Dash had never shown any interest in me, but you had. You never said anything, but I’d noticed your hand on the small of my back leading me out of the apartment on days where we left together. I’d noticed the way you had a hard time saying my name to me. I’d noticed all of those things but didn’t say a word because I quite liked living in the third floor apartment, and I quite liked you. I knew that saying anything would have ruined the apartment for you.

“Can you ever imagine Dash getting married?” I said as the thought suddenly occurred to me in the midst of eating my third tangerine.

“Sure, I can. Seems just like the kind of thing he’d go and do. I bet he’s proposed to a few girls already. I just don’t know if there’s a girl out there who would actually say yes,” you said raising your eyebrows and smiling.

Right then, I think that both of us imagined Dash’s wedding.

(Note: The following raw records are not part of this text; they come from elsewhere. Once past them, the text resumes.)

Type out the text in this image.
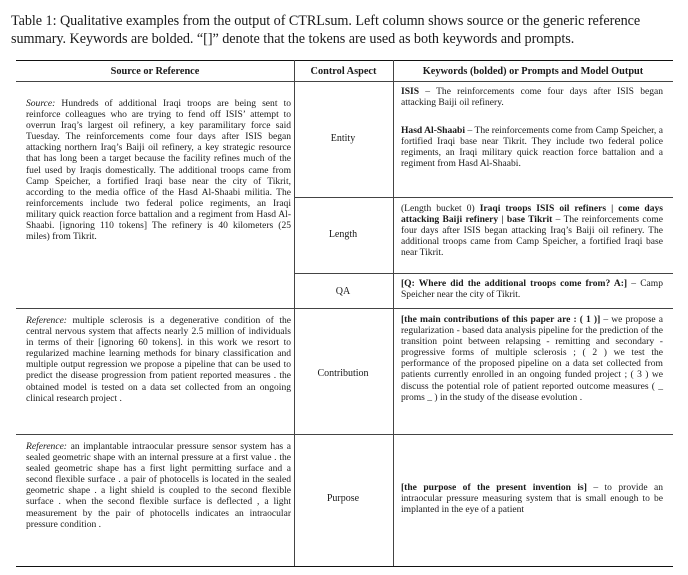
Table 1: Qualitative examples from the output of CTRLsum. Left column shows source or the generic reference summary. Keywords are bolded. “[]” denote that the tokens are used as both keywords and prompts.
Source or Reference	Control Aspect	Keywords (bolded) or Prompts and Model Output

Source: Hundreds of additional Iraqi troops are being sent to reinforce colleagues who are trying to fend off ISIS’ attempt to overrun Iraq’s largest oil refinery, a key paramilitary force said Tuesday. The reinforcements come four days after ISIS began attacking northern Iraq’s Baiji oil refinery, a key strategic resource that has long been a target because the facility refines much of the fuel used by Iraqis domestically. The additional troops came from Camp Speicher, a fortified Iraqi base near the city of Tikrit, according to the media office of the Hasd Al-Shaabi militia. The reinforcements include two federal police regiments, an Iraqi military quick reaction force battalion and a regiment from Hasd Al-Shaabi. [ignoring 110 tokens] The refinery is 40 kilometers (25 miles) from Tikrit.

Entity
ISIS – The reinforcements come four days after ISIS began attacking Baiji oil refinery.
Hasd Al-Shaabi – The reinforcements come from Camp Speicher, a fortified Iraqi base near Tikrit. They include two federal police regiments, an Iraqi military quick reaction force battalion and a regiment from Hasd Al-Shaabi.
Length
(Length bucket 0) Iraqi troops ISIS oil refiners | come days attacking Baiji refinery | base Tikrit – The reinforcements come four days after ISIS began attacking Iraq’s Baiji oil refinery. The additional troops came from Camp Speicher, a fortified Iraqi base near Tikrit.
QA
[Q: Where did the additional troops come from? A:] – Camp Speicher near the city of Tikrit.

Reference: multiple sclerosis is a degenerative condition of the central nervous system that affects nearly 2.5 million of individuals in terms of their [ignoring 60 tokens]. in this work we resort to regularized machine learning methods for binary classification and multiple output regression we propose a pipeline that can be used to predict the disease progression from patient reported measures . the obtained model is tested on a data set collected from an ongoing clinical research project .

Contribution
[the main contributions of this paper are : ( 1 )] – we propose a regularization - based data analysis pipeline for the prediction of the transition point between relapsing - remitting and secondary - progressive forms of multiple sclerosis ; ( 2 ) we test the performance of the proposed pipeline on a data set collected from patients currently enrolled in an ongoing funded project ; ( 3 ) we discuss the potential role of patient reported outcome measures ( _ proms _ ) in the study of the disease evolution .

Reference: an implantable intraocular pressure sensor system has a sealed geometric shape with an internal pressure at a first value . the sealed geometric shape has a first light permitting surface and a second flexible surface . a pair of photocells is located in the sealed geometric shape . a light shield is coupled to the second flexible surface . when the second flexible surface is deflected , a light measurement by the pair of photocells indicates an intraocular pressure condition .

Purpose
[the purpose of the present invention is] – to provide an intraocular pressure measuring system that is small enough to be implanted in the eye of a patient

I pictured myself in a beautiful wedding gown with my hands in Dash’s hands as we exchanged rings. I thought about how that would feel so much more wonderful than the only other time I had touched Dash’s hand, shaking it the first time that we had met. And suddenly it occurred to me that while I thought of this, you were thinking of you and I gathered close together in the empty bandstand, away from Dash, and away from everyone else at the wedding. I looked over at you lost in your own daydream, peeling another tangerine, and knew that you were to me what I was to Dash, and that this was something that we couldn’t do anything about.

So I said, “Let’s just finish the last of these tangerines. Dash will probably come home telling us he’s broken up with her already and want to throw all of them out anyway.”